The Audit Committee and the Board – Board member oversight usually consists of 4-10 meetings per year with management to review rehearsed, often sanitized, presentations prepared by management to accomplish two things: a) to get Board approval for any items requiring Board approval b) to keep the board happy and not “rock the boat” or upset the board in any way. In addition, the Board meets with the external auditors (Big 4 partners from above), and the CAE (above).
Over the past few years various changes in the environment post-Enron have increased Board Member liability and the overall “Fear Factor”, but what is really at risk? Most board members don’t really need the income from their participation in boards. It’s primarily a power and prestige ego trip.

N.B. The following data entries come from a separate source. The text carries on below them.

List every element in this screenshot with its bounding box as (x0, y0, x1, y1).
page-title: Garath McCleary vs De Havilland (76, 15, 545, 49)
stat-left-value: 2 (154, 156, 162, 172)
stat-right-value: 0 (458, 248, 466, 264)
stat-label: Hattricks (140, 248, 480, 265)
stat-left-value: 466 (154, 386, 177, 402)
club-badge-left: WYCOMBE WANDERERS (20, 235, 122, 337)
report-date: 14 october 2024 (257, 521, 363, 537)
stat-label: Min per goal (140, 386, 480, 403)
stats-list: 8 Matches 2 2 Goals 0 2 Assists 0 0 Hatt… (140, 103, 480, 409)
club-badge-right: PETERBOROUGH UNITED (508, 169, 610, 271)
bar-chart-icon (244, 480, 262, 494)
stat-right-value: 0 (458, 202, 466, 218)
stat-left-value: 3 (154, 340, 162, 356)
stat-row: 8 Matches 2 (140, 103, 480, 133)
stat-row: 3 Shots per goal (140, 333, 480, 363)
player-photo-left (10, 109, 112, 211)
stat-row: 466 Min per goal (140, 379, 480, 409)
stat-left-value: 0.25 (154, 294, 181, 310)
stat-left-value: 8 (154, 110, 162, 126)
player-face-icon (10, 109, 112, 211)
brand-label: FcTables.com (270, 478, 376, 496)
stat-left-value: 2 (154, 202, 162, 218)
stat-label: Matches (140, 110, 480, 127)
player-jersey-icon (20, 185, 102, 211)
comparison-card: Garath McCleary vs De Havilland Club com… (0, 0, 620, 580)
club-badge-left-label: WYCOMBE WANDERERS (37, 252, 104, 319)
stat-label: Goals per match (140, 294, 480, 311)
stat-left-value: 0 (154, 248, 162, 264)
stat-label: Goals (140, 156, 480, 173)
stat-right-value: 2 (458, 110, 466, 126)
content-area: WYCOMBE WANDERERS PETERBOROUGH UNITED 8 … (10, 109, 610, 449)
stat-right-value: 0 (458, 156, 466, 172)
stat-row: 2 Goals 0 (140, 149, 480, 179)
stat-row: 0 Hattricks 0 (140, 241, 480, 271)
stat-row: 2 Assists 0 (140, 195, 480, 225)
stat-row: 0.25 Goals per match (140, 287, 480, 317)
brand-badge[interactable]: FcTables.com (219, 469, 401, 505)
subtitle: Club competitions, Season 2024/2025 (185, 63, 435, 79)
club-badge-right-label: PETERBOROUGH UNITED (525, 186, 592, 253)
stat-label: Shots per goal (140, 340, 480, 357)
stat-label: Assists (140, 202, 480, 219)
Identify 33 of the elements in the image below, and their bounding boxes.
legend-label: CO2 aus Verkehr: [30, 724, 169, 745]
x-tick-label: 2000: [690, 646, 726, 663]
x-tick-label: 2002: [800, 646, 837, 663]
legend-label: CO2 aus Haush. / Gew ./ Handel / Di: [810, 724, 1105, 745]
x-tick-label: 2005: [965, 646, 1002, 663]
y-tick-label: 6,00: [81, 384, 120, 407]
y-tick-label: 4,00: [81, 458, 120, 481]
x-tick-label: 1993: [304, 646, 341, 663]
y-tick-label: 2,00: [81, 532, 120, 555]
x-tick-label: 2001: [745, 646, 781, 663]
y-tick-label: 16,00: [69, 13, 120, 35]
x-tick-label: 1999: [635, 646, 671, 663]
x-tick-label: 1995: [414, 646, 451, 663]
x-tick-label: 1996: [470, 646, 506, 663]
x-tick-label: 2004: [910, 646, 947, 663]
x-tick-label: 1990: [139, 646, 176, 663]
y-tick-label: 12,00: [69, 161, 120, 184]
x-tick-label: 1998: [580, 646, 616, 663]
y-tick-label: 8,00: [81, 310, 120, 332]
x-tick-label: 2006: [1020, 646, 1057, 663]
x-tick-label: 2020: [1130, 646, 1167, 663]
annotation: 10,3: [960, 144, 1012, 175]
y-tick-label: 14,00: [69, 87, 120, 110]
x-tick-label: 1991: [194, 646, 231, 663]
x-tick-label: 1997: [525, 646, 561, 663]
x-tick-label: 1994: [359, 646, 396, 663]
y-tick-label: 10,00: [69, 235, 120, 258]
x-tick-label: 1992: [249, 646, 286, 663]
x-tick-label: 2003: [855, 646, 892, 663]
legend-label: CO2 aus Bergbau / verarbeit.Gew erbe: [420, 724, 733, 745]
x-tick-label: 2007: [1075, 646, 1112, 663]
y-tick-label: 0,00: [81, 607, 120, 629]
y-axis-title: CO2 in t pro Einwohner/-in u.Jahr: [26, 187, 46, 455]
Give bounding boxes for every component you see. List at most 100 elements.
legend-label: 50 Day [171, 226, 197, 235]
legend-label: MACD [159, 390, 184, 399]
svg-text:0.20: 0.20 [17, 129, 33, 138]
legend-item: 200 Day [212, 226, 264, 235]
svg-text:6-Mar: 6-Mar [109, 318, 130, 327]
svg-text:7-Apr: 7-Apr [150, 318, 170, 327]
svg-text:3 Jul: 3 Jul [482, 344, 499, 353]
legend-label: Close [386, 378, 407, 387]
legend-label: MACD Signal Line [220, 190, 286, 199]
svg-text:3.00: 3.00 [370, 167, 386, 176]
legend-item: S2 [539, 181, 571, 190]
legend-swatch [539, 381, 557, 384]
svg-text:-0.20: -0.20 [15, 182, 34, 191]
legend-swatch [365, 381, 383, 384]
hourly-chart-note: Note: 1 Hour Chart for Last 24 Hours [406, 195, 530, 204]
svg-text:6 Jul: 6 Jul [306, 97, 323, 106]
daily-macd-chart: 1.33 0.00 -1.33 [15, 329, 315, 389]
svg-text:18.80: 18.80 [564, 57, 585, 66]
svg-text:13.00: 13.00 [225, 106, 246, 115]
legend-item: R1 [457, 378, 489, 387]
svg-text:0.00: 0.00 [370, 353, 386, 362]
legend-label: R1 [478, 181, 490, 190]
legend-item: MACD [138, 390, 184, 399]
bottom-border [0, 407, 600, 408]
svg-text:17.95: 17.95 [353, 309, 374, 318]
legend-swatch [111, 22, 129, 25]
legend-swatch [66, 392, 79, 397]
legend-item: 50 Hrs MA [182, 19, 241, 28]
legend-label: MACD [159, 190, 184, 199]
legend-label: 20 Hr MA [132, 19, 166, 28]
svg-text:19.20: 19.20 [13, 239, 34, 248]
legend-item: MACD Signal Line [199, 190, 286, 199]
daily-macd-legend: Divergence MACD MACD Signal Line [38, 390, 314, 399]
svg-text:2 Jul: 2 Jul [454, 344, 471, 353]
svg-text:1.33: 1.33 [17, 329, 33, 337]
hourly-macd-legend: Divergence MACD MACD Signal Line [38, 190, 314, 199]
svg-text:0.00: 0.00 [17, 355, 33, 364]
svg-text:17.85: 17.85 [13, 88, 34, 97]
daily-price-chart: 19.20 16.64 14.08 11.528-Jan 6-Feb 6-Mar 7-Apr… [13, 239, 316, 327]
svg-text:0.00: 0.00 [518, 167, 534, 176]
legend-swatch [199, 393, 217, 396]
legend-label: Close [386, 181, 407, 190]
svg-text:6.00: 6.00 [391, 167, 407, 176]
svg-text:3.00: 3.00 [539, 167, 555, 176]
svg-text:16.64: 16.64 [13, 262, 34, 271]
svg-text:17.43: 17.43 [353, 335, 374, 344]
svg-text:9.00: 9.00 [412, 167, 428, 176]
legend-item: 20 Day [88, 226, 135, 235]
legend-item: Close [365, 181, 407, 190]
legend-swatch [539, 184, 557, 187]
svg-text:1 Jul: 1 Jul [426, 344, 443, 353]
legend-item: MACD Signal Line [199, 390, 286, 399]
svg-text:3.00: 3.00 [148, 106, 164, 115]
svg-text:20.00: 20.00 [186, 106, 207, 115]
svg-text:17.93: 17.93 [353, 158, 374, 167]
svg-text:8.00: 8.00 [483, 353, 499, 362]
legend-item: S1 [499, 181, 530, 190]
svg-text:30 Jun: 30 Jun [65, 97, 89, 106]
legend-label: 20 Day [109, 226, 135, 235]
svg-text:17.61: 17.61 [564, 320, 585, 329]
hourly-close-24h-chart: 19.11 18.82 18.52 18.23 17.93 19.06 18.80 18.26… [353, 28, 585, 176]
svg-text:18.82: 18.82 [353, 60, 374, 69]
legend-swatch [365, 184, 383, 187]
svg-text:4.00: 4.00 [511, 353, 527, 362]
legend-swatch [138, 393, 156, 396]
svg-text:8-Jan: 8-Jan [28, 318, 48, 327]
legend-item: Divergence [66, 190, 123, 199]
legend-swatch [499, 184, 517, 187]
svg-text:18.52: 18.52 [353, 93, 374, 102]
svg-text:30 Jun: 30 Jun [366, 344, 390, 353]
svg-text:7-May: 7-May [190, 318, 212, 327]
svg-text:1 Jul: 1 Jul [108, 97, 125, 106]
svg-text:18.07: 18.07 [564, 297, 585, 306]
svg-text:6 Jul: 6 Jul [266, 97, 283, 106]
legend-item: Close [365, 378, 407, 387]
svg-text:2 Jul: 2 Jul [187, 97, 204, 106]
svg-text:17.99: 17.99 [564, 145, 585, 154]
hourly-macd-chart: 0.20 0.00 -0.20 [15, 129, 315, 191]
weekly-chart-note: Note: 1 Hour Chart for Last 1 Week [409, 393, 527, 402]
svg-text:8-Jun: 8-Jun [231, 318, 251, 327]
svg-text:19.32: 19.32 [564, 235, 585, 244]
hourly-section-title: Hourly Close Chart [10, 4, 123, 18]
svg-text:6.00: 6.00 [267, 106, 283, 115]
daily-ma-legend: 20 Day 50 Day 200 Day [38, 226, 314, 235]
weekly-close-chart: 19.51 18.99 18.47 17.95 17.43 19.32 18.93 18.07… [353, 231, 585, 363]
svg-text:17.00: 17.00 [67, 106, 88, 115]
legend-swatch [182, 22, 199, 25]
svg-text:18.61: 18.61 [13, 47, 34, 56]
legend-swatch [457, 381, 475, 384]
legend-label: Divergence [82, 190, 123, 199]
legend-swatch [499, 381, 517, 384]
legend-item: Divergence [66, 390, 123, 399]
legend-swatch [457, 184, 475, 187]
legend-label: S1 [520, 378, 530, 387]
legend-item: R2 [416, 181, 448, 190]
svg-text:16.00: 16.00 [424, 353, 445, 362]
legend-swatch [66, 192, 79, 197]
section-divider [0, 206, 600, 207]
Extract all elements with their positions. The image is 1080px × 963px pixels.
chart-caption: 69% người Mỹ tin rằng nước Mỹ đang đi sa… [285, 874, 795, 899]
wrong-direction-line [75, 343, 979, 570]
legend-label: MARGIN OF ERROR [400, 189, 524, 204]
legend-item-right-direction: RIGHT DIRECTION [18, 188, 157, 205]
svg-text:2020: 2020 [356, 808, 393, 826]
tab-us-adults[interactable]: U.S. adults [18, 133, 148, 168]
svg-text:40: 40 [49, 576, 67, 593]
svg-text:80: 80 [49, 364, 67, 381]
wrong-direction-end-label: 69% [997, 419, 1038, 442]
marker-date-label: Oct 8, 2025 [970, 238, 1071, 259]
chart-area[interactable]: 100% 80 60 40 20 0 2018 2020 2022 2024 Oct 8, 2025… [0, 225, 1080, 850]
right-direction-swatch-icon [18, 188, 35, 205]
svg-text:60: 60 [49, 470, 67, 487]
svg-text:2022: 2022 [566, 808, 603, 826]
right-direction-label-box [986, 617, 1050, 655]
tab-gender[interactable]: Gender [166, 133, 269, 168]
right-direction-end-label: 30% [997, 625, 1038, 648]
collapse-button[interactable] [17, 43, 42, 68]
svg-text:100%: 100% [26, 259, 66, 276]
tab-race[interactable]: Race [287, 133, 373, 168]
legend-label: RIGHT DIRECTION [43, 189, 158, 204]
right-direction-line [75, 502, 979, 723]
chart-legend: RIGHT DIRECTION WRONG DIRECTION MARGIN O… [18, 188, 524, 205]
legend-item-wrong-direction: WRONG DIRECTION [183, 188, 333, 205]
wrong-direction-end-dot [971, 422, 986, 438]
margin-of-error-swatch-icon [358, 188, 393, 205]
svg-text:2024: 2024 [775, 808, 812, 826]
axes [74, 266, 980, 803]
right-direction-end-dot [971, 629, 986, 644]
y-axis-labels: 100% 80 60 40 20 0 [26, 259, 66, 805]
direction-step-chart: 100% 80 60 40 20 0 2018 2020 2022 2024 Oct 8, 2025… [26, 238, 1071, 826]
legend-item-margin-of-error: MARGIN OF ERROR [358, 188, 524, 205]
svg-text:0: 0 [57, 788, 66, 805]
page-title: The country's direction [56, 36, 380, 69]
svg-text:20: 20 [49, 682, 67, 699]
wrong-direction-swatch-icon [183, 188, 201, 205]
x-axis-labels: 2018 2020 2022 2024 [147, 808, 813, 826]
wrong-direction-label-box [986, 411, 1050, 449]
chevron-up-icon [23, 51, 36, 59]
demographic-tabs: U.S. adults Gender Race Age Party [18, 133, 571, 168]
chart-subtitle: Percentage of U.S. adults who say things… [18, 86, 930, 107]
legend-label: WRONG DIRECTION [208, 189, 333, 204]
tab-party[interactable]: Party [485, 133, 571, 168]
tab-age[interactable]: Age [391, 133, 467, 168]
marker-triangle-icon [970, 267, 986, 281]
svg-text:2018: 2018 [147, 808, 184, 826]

Board members are covered by various insurance policies and Corporate SEC counsels are careful to make sure each Board and Committee complies with all their legal requirements to avoid being considered negligent, which is the only time an insurance policy might not pay.
SOx made some effort to limit the extent to which corporate senior executives and the external audit partners became less than independent by requiring the rotation of audit partners, but it did no such thing to prevent the same thing from occurring on corporate boards and audit committees. Perhaps such a requirement would help reduce this possibility.
So back to your original question – I believe Boards and Audit Committee’s need to take a more active role, but may often lack the independence, determination or reliable means to do so.